Enrollment down 322 from last spring

By Tara Kulash

After an enrollment decrease of 322 students, Chancellor Rita Cheng said a drop in students is to be expected in the spring semester.

The Daily Egyptian obtained the 10-day enrollment figures, which were released Tuesday with an overall 18,442 students registered at SIU. 12,039 are undergraduates — 256 less than last spring.

“Every spring our enrollment is smaller than fall enrollment,” Cheng said. “That’s because students graduate in December and we’re a traditional institution so we have very few students who start in January.”


The university’s enrollment is at the lowest it has been in 37 years.

Provost John Nicklow said there usually is not a lot of change in enrollment in the spring semester because the bulk of new students arrive in the fall. Despite the lower numbers, Nicklow said some departments have seen increases.

“There are some real positive signs in the numbers that I’ve seen yesterday, and those will all be released next week,” he said.

Considering the lower enrollment in the fall semester, Cheng said, the university was expected to have a decrease in 360 students this semester.

“We have turned the number into a positive with 38 more students than we expected to have,” she said.

The fall 2011 10-day enrollment was at 19,817 students — 220 students less than the previous year. Cheng said the decreased overall enrollment is from recent consecutive years of enrollment decline.

“We’re graduating seniors with a bigger group than the new people coming in, so we’ve got a couple more years of having a historical smaller class come through,” she said.

The College of Business has 105 fewer students, and 95 of those students were continuing. While the College of Education and Human Services had a decrease of 76 students from last spring, the College of Liberal Arts has 17 fewer transfer students from last year. The amount of pre-major students dropped by 56 continuing students. However, some of those 56 students could have declared a major instead of dropping.

Freshman enrollment increased from 85 students to 99, but sophomores decreased from 2,169 to 2,015 — a 154-student drop.

Cheng said she doesn’t think the decrease in enrollment was connected to the Faculty Association strike last semester.

“Did it have a negative impact in counter to what we are trying to do in getting a positive message out? Yeah, during that time it did,” she said. “It was really unfortunate that we were working so hard to communicate the strong academics and at the same time we had all this turmoil on campus.”

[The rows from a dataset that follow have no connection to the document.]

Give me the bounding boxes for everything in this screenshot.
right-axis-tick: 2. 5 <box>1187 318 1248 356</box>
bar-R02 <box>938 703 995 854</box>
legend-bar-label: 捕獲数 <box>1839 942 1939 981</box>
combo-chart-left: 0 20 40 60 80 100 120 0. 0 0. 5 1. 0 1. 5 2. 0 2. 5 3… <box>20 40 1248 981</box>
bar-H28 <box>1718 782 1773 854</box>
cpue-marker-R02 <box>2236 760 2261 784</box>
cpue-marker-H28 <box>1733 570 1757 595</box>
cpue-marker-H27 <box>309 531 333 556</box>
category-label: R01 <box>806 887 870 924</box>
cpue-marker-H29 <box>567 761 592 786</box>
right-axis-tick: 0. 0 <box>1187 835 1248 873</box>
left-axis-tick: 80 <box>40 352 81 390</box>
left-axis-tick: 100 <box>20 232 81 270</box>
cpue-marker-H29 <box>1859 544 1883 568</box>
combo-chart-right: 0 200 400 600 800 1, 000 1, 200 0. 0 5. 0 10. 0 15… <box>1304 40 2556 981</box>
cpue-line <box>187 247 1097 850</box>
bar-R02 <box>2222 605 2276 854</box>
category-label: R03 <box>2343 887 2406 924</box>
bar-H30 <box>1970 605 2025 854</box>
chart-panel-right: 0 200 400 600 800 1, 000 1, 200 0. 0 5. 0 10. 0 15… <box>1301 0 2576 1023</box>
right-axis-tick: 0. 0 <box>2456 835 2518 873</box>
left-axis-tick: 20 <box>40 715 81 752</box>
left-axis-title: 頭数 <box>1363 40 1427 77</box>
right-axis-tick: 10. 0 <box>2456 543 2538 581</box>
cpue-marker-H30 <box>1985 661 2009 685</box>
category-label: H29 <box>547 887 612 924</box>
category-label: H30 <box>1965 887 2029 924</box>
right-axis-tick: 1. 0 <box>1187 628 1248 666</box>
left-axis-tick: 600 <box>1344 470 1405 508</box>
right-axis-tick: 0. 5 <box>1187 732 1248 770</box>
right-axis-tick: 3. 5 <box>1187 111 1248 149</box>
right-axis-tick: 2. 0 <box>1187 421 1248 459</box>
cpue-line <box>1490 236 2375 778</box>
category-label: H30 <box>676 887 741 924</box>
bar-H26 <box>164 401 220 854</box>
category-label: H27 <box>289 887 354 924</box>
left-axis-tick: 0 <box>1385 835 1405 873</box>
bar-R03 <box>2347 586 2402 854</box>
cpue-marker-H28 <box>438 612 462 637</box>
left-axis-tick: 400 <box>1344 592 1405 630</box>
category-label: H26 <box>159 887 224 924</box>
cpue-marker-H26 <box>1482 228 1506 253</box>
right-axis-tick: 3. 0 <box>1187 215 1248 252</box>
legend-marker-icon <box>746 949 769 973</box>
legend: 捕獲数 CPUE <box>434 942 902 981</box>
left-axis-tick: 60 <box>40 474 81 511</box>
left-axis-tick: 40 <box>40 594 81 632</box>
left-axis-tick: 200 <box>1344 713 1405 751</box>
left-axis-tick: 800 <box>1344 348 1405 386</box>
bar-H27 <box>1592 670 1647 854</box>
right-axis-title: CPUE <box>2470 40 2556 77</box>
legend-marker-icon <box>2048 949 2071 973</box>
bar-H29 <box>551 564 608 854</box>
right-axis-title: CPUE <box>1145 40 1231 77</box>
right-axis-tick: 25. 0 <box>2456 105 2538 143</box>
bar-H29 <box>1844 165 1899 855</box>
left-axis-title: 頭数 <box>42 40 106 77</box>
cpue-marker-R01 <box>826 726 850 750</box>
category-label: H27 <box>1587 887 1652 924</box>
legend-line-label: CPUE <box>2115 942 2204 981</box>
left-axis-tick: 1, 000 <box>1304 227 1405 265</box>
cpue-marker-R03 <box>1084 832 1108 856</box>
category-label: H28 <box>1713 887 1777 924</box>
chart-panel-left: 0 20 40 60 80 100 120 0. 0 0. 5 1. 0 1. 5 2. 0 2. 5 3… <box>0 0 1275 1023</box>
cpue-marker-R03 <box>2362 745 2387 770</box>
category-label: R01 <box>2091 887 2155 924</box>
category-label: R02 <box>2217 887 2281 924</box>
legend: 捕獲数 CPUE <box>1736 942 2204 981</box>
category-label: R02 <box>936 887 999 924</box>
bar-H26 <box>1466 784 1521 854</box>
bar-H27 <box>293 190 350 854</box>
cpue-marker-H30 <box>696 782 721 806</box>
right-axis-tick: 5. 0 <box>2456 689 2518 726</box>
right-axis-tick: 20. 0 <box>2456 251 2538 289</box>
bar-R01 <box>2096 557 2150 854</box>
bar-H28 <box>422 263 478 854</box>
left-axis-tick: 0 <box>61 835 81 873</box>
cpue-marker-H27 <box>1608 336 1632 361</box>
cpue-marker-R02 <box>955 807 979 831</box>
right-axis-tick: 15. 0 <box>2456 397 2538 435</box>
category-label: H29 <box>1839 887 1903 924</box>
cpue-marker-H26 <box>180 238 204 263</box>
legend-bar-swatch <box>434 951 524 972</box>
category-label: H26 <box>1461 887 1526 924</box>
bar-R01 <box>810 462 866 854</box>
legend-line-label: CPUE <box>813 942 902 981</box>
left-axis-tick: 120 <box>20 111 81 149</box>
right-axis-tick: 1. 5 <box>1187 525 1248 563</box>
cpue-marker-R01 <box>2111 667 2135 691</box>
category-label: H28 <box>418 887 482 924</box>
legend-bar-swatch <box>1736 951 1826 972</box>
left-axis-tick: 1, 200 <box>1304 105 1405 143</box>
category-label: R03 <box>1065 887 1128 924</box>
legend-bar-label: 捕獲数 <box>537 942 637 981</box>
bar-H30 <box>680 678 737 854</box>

Cheng said colleges that have seen student increases, however, are areas where faculty participated in the strike, so it didn’t seem to affect their enrollment.

International students had an increase of 77 students, and the College of Agricultural Sciences had an enrollment growth of 14. The College of Applied Sciences and Arts had an increase from 214 to 227 students and the College of Science grew by 83 students.

Cheng said the new branding and marketing by the university has helped to gain attention to the institution. She said research showed that people either didn’t know about SIU and its strong programs or had a negative perception about the campus.

“We have a lot of work to do to convince people it’s a great university,” she said. “Once they get here they realize it is.”